Pelos olhos de Alice, o mundo era grotescamente sem sentido. Não que do lado de dentro dos seus olhos as ideias não se arrumassem em uma lógica aceitável, do lado de fora deles é que os fatos tinham a mesma coerência da felicidade de quem é feliz pelas conquistas dos outros.
Alice amava Ricardo (que amava Kika, que nem amar amava), até que ele a fez desistir dos homens. Eles eram um casal muito feliz, tão felizes que Ricardo nem conseguiu suportar.
-- Então, Alice, é assim, eu me sinto tão bem ao seu lado que não dá pra deixar de pensar que tem alguma coisa errada... eu paro pra pensar e vejo que você nem é tão boa assim, porque porra eu gosto de você?
-- Cara, cala a boca e deixa de ser babaca, deixa eu só continuar te amando.
Ele não calou nem deixou, mas quem sou eu pra julgar?
Azar de Flávia, que teve que ouvir as divagações de Alice como um padre sem fé e cansado de ouvir pecados mas já muito velho pra abandonar a batina. Flávia era descolada, curtia moda, literatura, cinema, fotografia, até que um dia o vestibular chegou e, fazer o quê, foi fazer medicina, como o pai queria. Da primeira vez que Alice beijou Flávia, não sabia o que sentia, se era nojo, alegria, desapego e até que, no final, venceu a complacência, como já era de se esperar. Felizes até que estavam, mas Alice achava que entre as duas faltava algo, como uma mulher sem razão que sente falta de alguma certeza.
-- Sabe, Flávia, tá tudo certo entre nós, mas acho que não é isso o que eu quero, eu quero algo mais, só não sei o que é...

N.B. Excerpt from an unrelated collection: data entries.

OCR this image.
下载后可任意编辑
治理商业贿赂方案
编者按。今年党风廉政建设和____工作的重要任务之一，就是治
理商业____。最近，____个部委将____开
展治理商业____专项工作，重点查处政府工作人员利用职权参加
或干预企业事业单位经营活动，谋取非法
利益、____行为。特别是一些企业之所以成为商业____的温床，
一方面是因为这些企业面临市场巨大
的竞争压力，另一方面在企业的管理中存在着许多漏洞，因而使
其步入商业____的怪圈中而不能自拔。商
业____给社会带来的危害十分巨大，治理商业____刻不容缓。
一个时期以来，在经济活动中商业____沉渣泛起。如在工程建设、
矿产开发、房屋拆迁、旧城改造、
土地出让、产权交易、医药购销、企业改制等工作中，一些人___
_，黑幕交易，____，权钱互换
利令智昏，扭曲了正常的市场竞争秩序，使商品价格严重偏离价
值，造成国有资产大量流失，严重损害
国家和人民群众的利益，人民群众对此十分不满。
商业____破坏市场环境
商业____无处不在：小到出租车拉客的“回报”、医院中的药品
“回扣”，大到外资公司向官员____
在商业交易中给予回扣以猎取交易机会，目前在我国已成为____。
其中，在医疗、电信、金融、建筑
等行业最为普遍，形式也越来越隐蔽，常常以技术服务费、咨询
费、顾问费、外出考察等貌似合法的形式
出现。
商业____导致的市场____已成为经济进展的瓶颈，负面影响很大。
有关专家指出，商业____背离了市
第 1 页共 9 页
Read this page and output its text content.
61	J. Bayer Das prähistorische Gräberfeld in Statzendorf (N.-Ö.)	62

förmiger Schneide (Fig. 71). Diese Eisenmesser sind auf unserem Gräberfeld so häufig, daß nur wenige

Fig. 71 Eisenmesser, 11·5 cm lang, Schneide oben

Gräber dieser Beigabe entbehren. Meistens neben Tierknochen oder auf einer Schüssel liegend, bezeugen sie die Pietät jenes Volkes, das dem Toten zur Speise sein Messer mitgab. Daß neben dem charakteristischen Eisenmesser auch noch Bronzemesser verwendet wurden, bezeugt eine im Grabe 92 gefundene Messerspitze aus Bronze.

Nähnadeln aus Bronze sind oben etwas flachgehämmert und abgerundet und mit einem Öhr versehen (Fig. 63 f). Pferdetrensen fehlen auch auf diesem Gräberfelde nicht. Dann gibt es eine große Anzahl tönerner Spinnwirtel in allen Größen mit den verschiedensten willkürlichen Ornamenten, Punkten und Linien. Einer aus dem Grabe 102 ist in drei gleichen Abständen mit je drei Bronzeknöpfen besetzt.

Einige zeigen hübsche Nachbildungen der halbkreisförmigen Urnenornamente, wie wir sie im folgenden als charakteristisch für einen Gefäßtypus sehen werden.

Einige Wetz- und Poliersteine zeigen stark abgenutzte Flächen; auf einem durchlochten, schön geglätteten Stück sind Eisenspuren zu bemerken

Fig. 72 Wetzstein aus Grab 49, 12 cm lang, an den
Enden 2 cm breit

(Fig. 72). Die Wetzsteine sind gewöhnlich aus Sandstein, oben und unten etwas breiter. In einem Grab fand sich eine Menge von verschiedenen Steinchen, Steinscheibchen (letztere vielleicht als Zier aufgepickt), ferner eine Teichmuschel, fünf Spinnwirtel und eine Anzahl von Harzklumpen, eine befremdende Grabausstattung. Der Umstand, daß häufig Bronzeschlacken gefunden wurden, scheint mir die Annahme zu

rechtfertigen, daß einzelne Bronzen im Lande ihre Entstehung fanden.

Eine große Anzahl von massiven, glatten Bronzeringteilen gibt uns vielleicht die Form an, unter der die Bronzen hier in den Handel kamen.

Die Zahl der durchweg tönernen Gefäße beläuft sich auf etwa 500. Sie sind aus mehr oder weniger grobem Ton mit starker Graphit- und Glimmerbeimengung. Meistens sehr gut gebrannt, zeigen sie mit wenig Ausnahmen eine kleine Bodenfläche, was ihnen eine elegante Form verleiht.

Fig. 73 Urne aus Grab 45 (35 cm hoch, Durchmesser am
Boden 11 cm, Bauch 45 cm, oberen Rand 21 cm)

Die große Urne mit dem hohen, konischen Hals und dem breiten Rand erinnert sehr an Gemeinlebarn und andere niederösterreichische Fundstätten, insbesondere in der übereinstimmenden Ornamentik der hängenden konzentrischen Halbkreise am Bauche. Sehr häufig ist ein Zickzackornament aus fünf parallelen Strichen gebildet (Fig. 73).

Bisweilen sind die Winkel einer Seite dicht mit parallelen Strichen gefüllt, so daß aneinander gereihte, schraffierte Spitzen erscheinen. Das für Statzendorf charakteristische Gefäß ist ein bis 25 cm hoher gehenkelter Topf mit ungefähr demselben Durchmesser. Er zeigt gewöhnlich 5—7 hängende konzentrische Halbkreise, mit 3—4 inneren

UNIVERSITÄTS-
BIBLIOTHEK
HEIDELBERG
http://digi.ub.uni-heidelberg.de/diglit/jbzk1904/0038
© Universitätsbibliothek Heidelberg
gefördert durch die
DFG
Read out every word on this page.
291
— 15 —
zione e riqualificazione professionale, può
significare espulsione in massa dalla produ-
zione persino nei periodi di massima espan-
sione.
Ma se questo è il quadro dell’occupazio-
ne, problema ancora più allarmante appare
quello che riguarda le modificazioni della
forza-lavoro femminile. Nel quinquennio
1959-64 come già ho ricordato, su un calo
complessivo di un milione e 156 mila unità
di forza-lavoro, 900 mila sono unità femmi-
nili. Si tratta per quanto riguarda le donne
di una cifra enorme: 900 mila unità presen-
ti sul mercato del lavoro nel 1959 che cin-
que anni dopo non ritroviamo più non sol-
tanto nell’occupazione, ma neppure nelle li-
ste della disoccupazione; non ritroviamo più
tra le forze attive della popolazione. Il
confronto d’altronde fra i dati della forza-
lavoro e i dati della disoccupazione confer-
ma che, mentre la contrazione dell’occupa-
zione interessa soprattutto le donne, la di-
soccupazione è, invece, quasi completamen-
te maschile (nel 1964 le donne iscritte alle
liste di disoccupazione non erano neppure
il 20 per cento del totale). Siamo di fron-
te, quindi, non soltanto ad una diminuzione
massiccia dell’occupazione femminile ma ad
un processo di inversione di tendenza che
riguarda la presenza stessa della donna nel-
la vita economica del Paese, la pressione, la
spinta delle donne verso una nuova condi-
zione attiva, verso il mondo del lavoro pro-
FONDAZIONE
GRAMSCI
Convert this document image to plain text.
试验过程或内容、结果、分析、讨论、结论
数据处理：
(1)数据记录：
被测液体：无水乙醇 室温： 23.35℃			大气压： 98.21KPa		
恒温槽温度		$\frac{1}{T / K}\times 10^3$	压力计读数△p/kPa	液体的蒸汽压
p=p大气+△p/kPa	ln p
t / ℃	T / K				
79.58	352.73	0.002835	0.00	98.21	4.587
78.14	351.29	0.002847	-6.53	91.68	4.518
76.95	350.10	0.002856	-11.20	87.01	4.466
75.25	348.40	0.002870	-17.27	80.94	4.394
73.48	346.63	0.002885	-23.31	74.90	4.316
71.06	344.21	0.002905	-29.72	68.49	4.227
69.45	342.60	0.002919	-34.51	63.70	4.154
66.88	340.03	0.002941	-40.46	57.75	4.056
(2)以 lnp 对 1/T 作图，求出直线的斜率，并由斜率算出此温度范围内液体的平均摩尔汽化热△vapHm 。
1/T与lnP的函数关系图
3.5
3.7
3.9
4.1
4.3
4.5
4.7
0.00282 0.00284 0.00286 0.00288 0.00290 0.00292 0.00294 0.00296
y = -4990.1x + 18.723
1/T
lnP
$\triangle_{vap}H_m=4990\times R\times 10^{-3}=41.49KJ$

Ricardo ficou só até começar a praticar o conselho de Alice e deixar de ser um grande babaca -- até a procurou depois, mas Alice não queria alguém que precisasse de seus conselhos, que, se fossem bons mesmo, não os dava de graça. Alice não sei se encontrou o que procurava, mas suspeito que ainda a encontro pra perguntar se ao menos já sabe o que queria. Flávia, coitada, só guardou do sonho filmes velhos de não reveladas fotografias. Doces sonhos... E pra não terminar em tristeza, vale lembrar da Kika, que casou com o Sr. D. Morone e pode ver todos os dias o nascer do sol de frente pro mar, sorte dela que ouvia quando sua mãe dizia: ninguém nesse mundo é feliz tendo amado uma vez.